Cuento de Carlos Denis Molina

Habían llegado del campo a la orilla del pueblo aquella misma noche. Afuera de la casa todo estaba a oscuras y quedaba para el otro día. Adentro, mientras tomaban la sopa, el niño observó que la mesa —aunque ahora no necesitaba el cartón doblado debajo de una de las patas— quedaba como herida en medio del cuarto. Estaba en esto cuando oyó un ruido extraño que crecía de más en más, como las tormentas. Todos los hermanos se miraron de golpe, y Julián, el mayor de ellos, preguntó tartamudeando: “¿Qué es eso, papá?”. El padre respondió con toda naturalidad sin levantar la vista del plato: “El ferrocarril”. El ruido (ahora el ferrocarril) seguía creciendo, y Dionisio lo escuchaba como si hubiera pegado su oreja a un recuerdo donde muchos, muchísimos hombres se habían puesto a cortar a la vez los árboles de todo un monte, y el ruido de sus innumerables hachas y la caída brusca de tantos árboles se le vinieran encima, todo junto. Y así, no pudiendo ya resistir más su desasosiego, corrió a ver cómo era el ferrocarril; pero al llegar a la puerta el padre lo detuvo con un grito: “¿A dónde va?”. Instantáneamente dejó de oír el ruido. El padre insistió: “¿A dónde va?”. Como respuesta, Dionisio se volvió y se echó a llorar sobre las faldas azules de su madre, que trató de consolarlo: “No sea bobito; no llore más; no ve que es de noche, que no se ve nada... Mañana, si Dios quiere, vamos a ver bien el ferrocarril, ¿eh?”. El padre dio un puñetazo en la mesa, y gritó: “Basta de mimos. Si no quiere comer que se vaya a la cama en seguida”. El niño corrió hacia su catre, que estaba en el otro cuarto, y ya acostado se le acabó el llanto, y la inusitada noche del pueblo fue para él sólo un ruido extraño corriendo por su sueño en busca de formas, atravesando truenos y relámpagos aquel nombre tan lindo —ferrocarril—, temblando de inmenso al pasar por los sitios oscuros donde su padre lo detuvo con un grito, pasando de lo pequeño a lo interminable, hasta que al otro día todo fue cierto: se despertó en el preciso momento en que el ferrocarril pasaba por allí cerca, y, al verlo, sus imágenes del sueño volvieron a repetírsele.

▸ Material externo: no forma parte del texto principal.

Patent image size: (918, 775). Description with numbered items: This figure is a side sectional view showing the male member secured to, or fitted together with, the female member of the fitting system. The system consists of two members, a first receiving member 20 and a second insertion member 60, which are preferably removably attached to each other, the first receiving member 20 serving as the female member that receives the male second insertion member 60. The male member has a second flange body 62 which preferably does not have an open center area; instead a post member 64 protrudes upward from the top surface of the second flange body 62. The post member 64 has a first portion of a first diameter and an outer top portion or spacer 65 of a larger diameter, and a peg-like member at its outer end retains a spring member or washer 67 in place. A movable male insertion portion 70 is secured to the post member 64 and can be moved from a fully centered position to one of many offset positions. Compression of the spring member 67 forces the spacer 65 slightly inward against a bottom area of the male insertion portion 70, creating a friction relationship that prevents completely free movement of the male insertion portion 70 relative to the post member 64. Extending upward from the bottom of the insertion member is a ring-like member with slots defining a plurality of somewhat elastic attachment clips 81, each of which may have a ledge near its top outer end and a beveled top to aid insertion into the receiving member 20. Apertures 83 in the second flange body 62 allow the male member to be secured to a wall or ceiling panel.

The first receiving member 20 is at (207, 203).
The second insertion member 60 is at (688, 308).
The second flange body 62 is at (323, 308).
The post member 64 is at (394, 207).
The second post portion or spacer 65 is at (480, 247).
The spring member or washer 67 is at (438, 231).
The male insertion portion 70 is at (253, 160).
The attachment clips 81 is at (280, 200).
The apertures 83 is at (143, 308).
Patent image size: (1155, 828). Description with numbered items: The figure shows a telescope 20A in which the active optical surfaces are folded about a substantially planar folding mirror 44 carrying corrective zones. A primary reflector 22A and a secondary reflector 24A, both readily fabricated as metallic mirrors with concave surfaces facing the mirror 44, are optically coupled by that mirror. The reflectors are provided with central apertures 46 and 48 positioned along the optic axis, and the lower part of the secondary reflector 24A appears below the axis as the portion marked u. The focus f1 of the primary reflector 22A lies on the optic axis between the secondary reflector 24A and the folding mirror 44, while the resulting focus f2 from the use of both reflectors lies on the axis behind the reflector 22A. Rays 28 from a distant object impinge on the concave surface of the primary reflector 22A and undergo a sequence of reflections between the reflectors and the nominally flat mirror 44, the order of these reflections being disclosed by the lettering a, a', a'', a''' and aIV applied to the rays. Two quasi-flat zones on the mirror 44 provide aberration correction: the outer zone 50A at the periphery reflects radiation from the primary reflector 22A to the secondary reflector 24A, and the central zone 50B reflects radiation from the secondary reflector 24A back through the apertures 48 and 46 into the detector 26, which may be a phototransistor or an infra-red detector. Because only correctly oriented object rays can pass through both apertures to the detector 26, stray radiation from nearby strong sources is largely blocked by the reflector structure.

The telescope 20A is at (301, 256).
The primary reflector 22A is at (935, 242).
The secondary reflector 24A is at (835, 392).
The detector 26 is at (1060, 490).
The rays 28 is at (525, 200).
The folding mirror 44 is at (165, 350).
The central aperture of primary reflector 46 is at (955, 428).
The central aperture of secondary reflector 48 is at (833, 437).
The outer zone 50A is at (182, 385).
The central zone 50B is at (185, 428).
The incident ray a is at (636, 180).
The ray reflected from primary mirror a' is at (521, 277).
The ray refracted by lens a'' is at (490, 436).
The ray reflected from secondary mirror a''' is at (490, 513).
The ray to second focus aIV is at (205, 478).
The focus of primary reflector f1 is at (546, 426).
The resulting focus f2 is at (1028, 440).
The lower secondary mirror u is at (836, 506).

—Ah, ya te iba a llamar para que lo vieras— le gritó la madre desde la puerta de la cocina, al verlo en puntas de pie, en el otro extremo del corredor.

El ferrocarril pasó a toda máquina, y desde aquel momento, para el niño, las cosas empezaron a vivir de otra manera.

—¡Oh, mamá, ¿qué es aquello?

—¿Qué, hijo, qué?

—Lo que lleva aquella mujer.

—Una sombrilla.

Hoy era esto: el tiempo dando enormes saltos en el vacío, dejando a veces, en todo un día, sólo el espectro de una sombrilla; mañana un entierro, la voz de una vecina, el almacenero de guardapolvo amarillo y diente de oro, el ropero negro, sin espejo, dentro del cual juega el niño horas enteras.

—¡Cuidado! ¡Cuidado!

Gritó muy fuerte Dionisio; después, frunciendo los labios, imitó, para él, el silbido de la locomotora. El ferrocarril se precipitó echando humo en la vía, y llegó a la barrera (una escoba sostenida entre dos sillas sin respaldo). El guardabarrera (Dionisio mismo) escuchó el silbido cada vez más fuerte de la locomotora, prolongado y distante, que salía de adentro del ropero.

—Uhum. . .

Si el ropero es un carro de panadero, conviértese Dionisio en fabricante de pan; hace al mismo tiempo de repartidor y de cliente. Se detiene ante las puertas, saluda y pregunta:

—Buenas... ¿Cuánto dejamos hoy?

Si el ropero se convierte en carro fúnebre, él no apura a los caballos, se pone triste y hasta llega a sentir sobre sus hombros, ese delicado peso que dan los muertos al aire que los rodea.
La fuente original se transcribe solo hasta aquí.